Notice the rise and fall of your abdomen and chest as the air enters and leaves the body. It’s absolutely essential that you do not try to change your breath in any way, simply tune into your own breathing pattern. After a while you may find yourself wandering off and losing the focus on watching the breath – that’s fine, enjoy it. But if negative thoughts come into your mind, don’t engage with them, let them float away on your next out breath and then bring your awareness back to watching the breath. Very occasionally, focusing on the breath in this way can make people feel a bit queasy or even panicky. If this happens stop the focus on what’s happening and simply breathe calmly in and out through the nose for a short while and then return to practice another day.

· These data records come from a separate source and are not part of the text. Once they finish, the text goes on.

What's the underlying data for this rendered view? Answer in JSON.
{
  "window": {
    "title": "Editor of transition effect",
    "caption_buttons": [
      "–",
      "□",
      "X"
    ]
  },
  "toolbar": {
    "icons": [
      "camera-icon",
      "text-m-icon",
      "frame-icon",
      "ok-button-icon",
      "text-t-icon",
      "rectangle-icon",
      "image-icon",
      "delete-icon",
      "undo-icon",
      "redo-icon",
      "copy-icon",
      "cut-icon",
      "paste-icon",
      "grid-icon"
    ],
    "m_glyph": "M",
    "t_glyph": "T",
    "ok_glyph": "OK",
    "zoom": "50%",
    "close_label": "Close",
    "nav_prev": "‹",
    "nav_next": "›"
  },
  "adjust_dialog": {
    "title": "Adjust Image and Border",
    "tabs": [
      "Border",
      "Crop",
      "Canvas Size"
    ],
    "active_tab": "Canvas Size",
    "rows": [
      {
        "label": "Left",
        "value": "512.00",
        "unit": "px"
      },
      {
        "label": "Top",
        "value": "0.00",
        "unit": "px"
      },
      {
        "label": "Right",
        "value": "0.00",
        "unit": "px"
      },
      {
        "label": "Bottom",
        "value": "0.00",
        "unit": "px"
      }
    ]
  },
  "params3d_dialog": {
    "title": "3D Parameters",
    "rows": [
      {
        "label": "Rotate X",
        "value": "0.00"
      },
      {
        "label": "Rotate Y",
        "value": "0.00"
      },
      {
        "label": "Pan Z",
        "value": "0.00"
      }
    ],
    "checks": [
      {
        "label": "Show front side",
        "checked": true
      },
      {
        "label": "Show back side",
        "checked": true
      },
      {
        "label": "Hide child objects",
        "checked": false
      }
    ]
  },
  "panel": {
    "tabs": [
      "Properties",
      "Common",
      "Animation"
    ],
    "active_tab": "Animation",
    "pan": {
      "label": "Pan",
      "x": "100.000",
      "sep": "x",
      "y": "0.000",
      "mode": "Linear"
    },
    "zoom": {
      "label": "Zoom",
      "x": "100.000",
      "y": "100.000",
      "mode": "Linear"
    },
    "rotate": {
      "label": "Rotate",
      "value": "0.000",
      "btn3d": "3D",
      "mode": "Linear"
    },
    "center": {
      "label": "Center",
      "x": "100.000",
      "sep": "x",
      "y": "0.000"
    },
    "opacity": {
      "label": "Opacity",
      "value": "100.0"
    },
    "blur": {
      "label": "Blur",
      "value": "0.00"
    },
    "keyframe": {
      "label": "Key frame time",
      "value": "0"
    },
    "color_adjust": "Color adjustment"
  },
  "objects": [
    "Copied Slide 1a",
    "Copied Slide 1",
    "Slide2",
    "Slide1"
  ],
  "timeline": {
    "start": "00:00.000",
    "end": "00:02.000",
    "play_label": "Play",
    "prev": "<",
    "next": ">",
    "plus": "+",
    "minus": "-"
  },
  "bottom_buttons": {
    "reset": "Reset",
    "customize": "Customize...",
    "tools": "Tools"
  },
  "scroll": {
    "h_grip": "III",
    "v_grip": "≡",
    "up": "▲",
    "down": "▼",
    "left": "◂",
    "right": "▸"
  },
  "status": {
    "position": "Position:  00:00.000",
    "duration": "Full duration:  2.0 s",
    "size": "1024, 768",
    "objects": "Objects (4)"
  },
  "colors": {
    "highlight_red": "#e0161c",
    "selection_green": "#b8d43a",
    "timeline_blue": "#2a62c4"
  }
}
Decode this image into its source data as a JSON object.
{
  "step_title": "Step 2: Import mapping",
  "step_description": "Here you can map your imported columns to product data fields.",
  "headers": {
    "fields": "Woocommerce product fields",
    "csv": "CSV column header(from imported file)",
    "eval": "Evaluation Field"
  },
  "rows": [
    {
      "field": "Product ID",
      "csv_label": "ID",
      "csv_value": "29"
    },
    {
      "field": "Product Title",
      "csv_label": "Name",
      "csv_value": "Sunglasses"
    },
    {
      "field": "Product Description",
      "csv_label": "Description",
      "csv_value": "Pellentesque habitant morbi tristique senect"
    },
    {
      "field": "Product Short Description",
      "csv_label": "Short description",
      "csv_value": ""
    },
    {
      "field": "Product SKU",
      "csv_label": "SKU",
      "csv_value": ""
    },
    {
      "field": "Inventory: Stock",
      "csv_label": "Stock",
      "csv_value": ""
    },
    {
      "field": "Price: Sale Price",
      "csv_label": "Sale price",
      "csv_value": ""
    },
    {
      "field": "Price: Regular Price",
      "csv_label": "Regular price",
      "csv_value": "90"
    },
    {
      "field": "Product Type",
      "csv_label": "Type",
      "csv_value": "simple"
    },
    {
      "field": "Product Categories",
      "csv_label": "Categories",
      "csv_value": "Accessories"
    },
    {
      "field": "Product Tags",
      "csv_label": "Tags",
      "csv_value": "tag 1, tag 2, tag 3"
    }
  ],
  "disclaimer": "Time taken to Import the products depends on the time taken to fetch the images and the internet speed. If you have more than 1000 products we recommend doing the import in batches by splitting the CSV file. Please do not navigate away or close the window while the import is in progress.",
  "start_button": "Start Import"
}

If you prefer to try the exercise from a supine position (lying down), wrap up warmly, place your legs hip-width apart and allow your legs to roll out to the side. Relax your buttocks, feel the heaviness of your lower body. Have your arms a good distance away from your body, palms facing up. Consciously stretch out your neck, relax face and jaw (allow your jaw to hang open, no one can see!) and close your eyes. Be aware of the weight of your head and arms, feel that you couldn’t move a muscle, even if you wanted to. Practice watching the breath as above. Notice in particular the effect of relaxing your buttocks and allowing yourself to sink into the floor, when we are tense we often ‘perch’ on our buttocks without realising it. When you can tap into this awareness and learn to relax your physical body, lots of things become easier.
Once you are comfortably practising this basic breath awareness, you can begin to add in other elements such as a little silent chant (a mantra) which you can coordinate with the breath. One I like is “breathing in, I calm my body; breathing out, I calm my mind”. Repeat as long as you feel comfortable. This is a great technique if you are feeling panicky or can’t sleep and can be done literally anywhere. A good mantra when lying down (do not try to co-ordinate this one with the breath) is “My whole body feels warm… and heavy… and relaxed”; repeat slowly for many rounds.
To sum up, the Jackie Durham ‘CIMA’ approach to stress busting is:
C – create space in your mind to just ‘be’.
I – inhale positivity and exhale contentment (“I am well”, “I am happy” or “I am confident”, “I am calm”, etc).
M – be mindful of the moment and appreciate the peace you are feeling right now.
A – acknowledge any negative or unwelcome thoughts but let them go on your next out breath.